Çocukluğundan beri yaptığı küçük bir hatada veya yaşadığı ufak bir olumsuzlukta çok çabuk morali bozulurdu. Annesi sürekli ona “İnsan pişmanlık yaşarken umudunu kaybetmemeli” derdi. Bu onun zayıf noktasıydı. Hatasından pişman olup hemen ders çıkarmak ve yoluna devam etmek yerine oraya takılıp kalırdı. Yere düştüğünde kalkarken çok oyalanıyordu bu yüzden.

 

Yeşeren ağaçlara bakarken “Benim için de bir şeyler değişebilir mi acaba?” dedi içinden. Kupkuru ağaç bile yeşillenip çiçek açıyorsa, meyve veriyorsa; onun da meyve vermeye hazır hale gelmesi için önce yeşillenip, çiçek açması gerekiyordu.  İçinde yeşeren umut ışığını fark etti.

 

“Bunları tomurcuk haline çevirmek için hemen harekete geçmeliyim.” dedi. Artık rüzgârın esintisi hafiflemişti ve bulutlardan süzülen güneş ışınlarını gördü. “Tıpkı günün en karanlık saatinden sonra gelen aydınlık gibi ben de feraha erebilirim.” diye geçirdi içinden. İçine tarif edilemez bir sevinç doldu.

 

Nasıl ki güneş doğmaktan hiç vazgeçmiyorsa o da vazgeçmeyecekti, nasıl ki ağaçlar her kışın ardından çiçek açmaktan vazgeçmiyorsa o da vazgeçmeyecekti…

 

Umudunu kaybetmeye ne zaman meyletse annesinin ona söylediği cümleleri hatırladı. “Her dezavantajın içinde bir avantaj, her zorlukla beraber bir kolaylık vardır”

 

Bundan sonra yaşadığı olumsuz olayların içindeki avantajları düşünmeye karar verdi. Ben bir insanım tabi ki hata yapabilirim. Kendime karşı merhametli olmalıyım. Bundan sonra hata yaptığımda neden böyle oldu diyip umutsuzluğa kapılmayacağım. O hatanın bana vermek istediği dersi almaya çalışacağım dedi içinden.
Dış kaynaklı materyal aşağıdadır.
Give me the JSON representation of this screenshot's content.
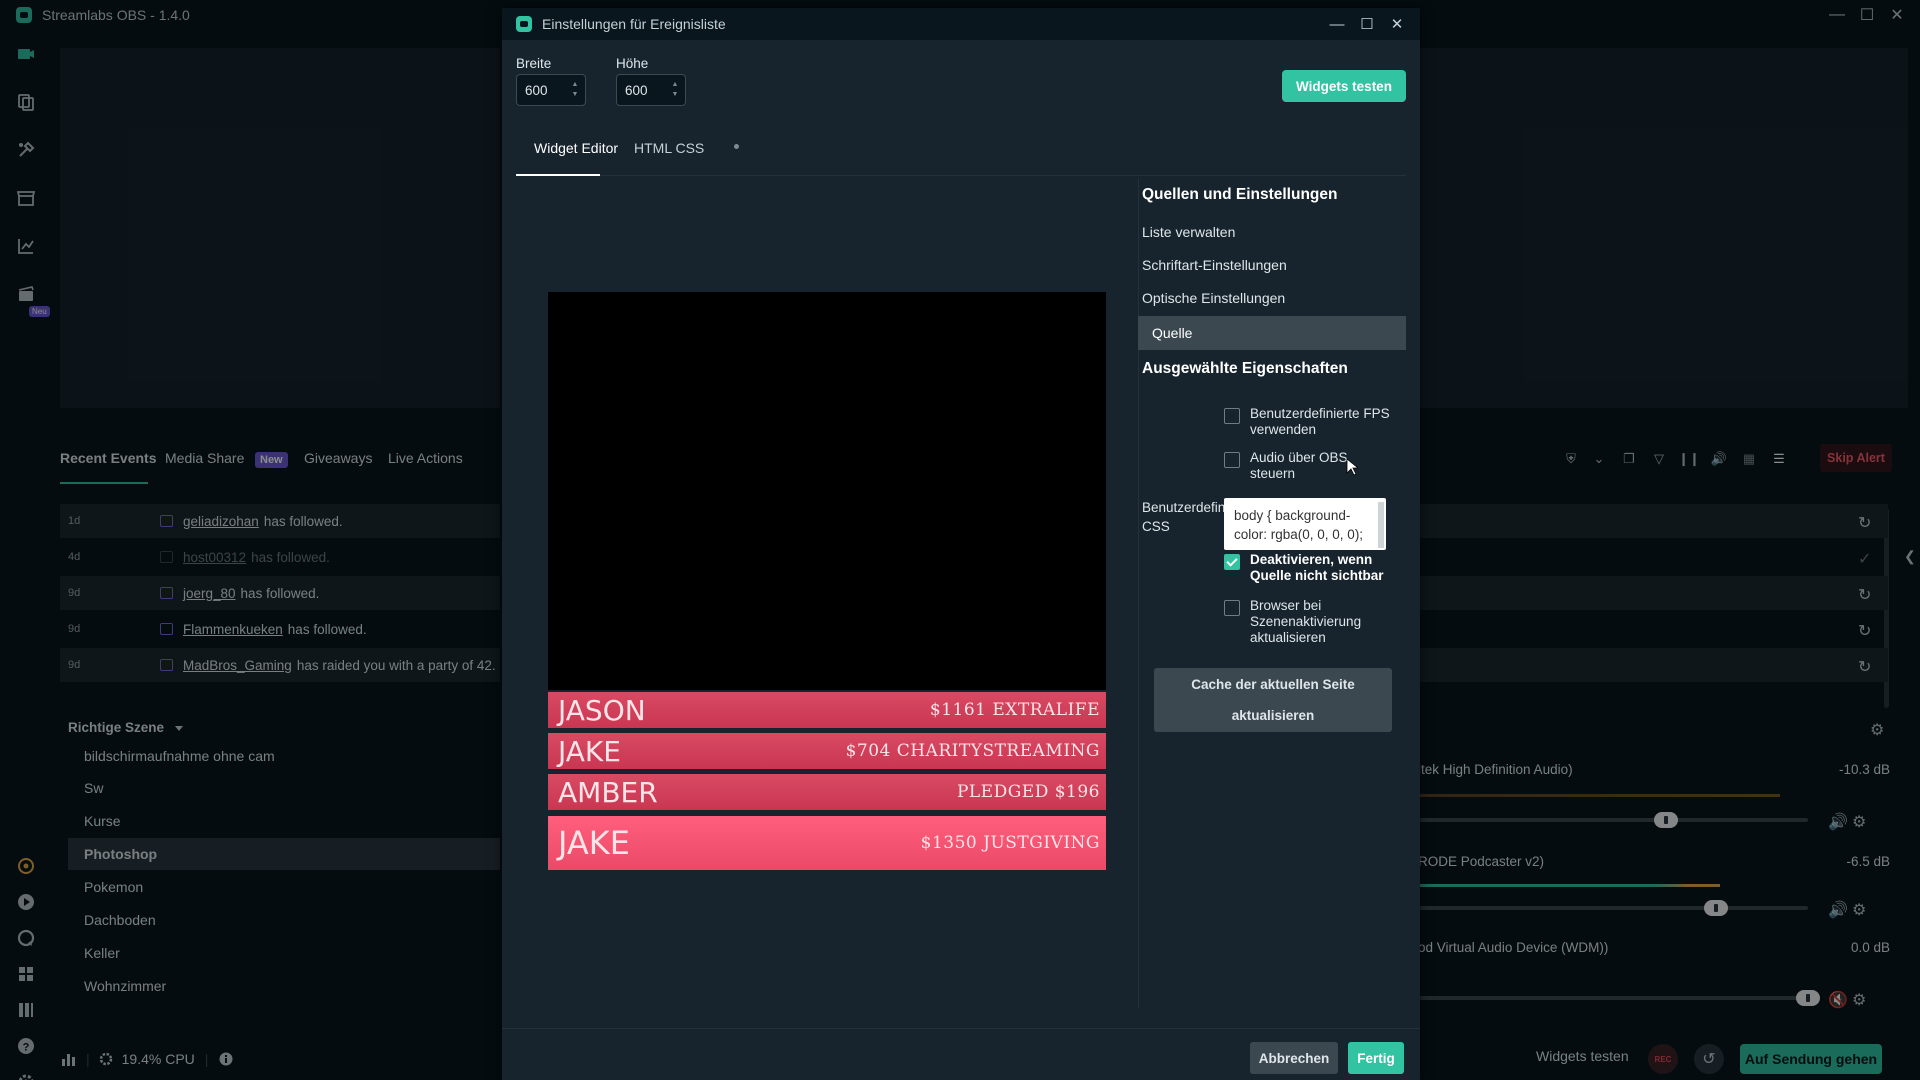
{
  "app": {
    "title": "Streamlabs OBS - 1.4.0",
    "minimize": "—",
    "maximize": "☐",
    "close": "✕"
  },
  "nav": {
    "badge_new": "Neu"
  },
  "events": {
    "tabs": [
      "Recent Events",
      "Media Share",
      "Giveaways",
      "Live Actions"
    ],
    "new_badge": "New",
    "rows": [
      {
        "time": "1d",
        "name": "geliadizohan",
        "text": "has followed."
      },
      {
        "time": "4d",
        "name": "host00312",
        "text": "has followed."
      },
      {
        "time": "9d",
        "name": "joerg_80",
        "text": "has followed."
      },
      {
        "time": "9d",
        "name": "Flammenkueken",
        "text": "has followed."
      },
      {
        "time": "9d",
        "name": "MadBros_Gaming",
        "text": "has raided you with a party of 42."
      }
    ]
  },
  "scenes": {
    "header": "Richtige Szene",
    "items": [
      "bildschirmaufnahme ohne cam",
      "Sw",
      "Kurse",
      "Photoshop",
      "Pokemon",
      "Dachboden",
      "Keller",
      "Wohnzimmer"
    ],
    "selected": "Photoshop"
  },
  "status": {
    "cpu": "19.4% CPU"
  },
  "right_dock": {
    "skip_alert": "Skip Alert",
    "mixer": [
      {
        "label": "ltek High Definition Audio)",
        "db": "-10.3 dB",
        "level": 0.58
      },
      {
        "label": "RODE Podcaster v2)",
        "db": "-6.5 dB",
        "level": 0.7
      },
      {
        "label": "od Virtual Audio Device (WDM))",
        "db": "0.0 dB",
        "level": 0.95
      }
    ],
    "widgets_test": "Widgets testen",
    "rec": "REC",
    "go_live": "Auf Sendung gehen"
  },
  "dialog": {
    "title": "Einstellungen für Ereignisliste",
    "width_label": "Breite",
    "width_value": "600",
    "height_label": "Höhe",
    "height_value": "600",
    "test_button": "Widgets testen",
    "tabs": [
      "Widget Editor",
      "HTML CSS"
    ],
    "bars": [
      {
        "name": "JASON",
        "amount": "$1161 EXTRALIFE"
      },
      {
        "name": "JAKE",
        "amount": "$704 CHARITYSTREAMING"
      },
      {
        "name": "AMBER",
        "amount": "PLEDGED $196"
      },
      {
        "name": "JAKE",
        "amount": "$1350 JUSTGIVING"
      }
    ],
    "sections": {
      "sources_heading": "Quellen und Einstellungen",
      "items": [
        "Liste verwalten",
        "Schriftart-Einstellungen",
        "Optische Einstellungen",
        "Quelle"
      ],
      "selected_heading": "Ausgewählte Eigenschaften"
    },
    "options": {
      "fps": "Benutzerdefinierte FPS verwenden",
      "audio": "Audio über OBS steuern",
      "css_label": "Benutzerdefiniertes CSS",
      "css_value": "body { background-color: rgba(0, 0, 0, 0);",
      "disable_hidden": "Deaktivieren, wenn Quelle nicht sichtbar",
      "refresh_scene": "Browser bei Szenenaktivierung aktualisieren"
    },
    "cache_button_line1": "Cache der aktuellen Seite",
    "cache_button_line2": "aktualisieren",
    "cancel": "Abbrechen",
    "done": "Fertig"
  },
  "colors": {
    "accent": "#31c3a2",
    "bar_red": "#d94a63",
    "bar_highlight": "#ff5f7c",
    "purple": "#6b5bd6",
    "background": "#09161d",
    "panel": "#17242d"
  }
}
Yüzünde bir tebessüm belirdi.

 

Kararla insanın içinde filizlenen bir fidandır umut, filizlenip yeşillenir sonra da meyve verir. İşte bahar tam da bu demek; yeni umutlarla daha iyiye, daha güzele olan inancı kaybetmeden ileriye bakabilmek… İleriye dönük amaçlarının doğrultusunda emek harcamak… Zorluklara göğüs germek ama hep bunların geçiciliğinin farkına vararak hareketi durdurmamak…

 

“Hareketi devam ettireceğim” dedi azimle. Sonra baharı düşündü iyi ki vardı, iyi ki umut da vardı. Şu değişen doğanın ona öğrettiklerine bakıp “Hayatın kendisi bir mucize” dedi

 

Mucizeyi insan, hep uzaklarda arar. Halbuki çok yakınındadır, baharın gelişiyle açan çiçekte, insanın içini ısıtan güneşte, doğanın üstünü örten, her yerini kaplayan yeşilinde...
Toprağın uyanışında, içinden filizlenen tomurcuğunda, insanın bu süreçteki canlanması, yenilenmesi, bahara uyumlanması, baharda doğanın kabuk değiştirmesi gibi insanın fazlalıklarından arınması... İşte tüm bunlar bir şükür vesilesiydi ve tüm bunlar insana umut aşılıyordu.

 

===

 

Deneyimsel Tasarım Öğretisi geçmiş deneyimlerle yarını şekillendiren bir gerçeklik ilmidir. Bireylerin problemlerini çözmeleri ve hedeflerine ulaşabilmeleri için ihtiyaç duydukları yöntemleri öğretir.

 

Kim Kimdirİlişkide Ustalık”Başarı Psikolojisi programlarıyla mutlu ve başarılı olmak isteyen insanlara stratejiler sunar.

 

===

 

“Milyarlarca insan içinde, “bir” kişinin ne önemi olabilir ki?

 

Bunun cevabını o “bir” kişiye sorun!”

 

Yahya Hamurcu

Yorumlar

Adsız dedi ki…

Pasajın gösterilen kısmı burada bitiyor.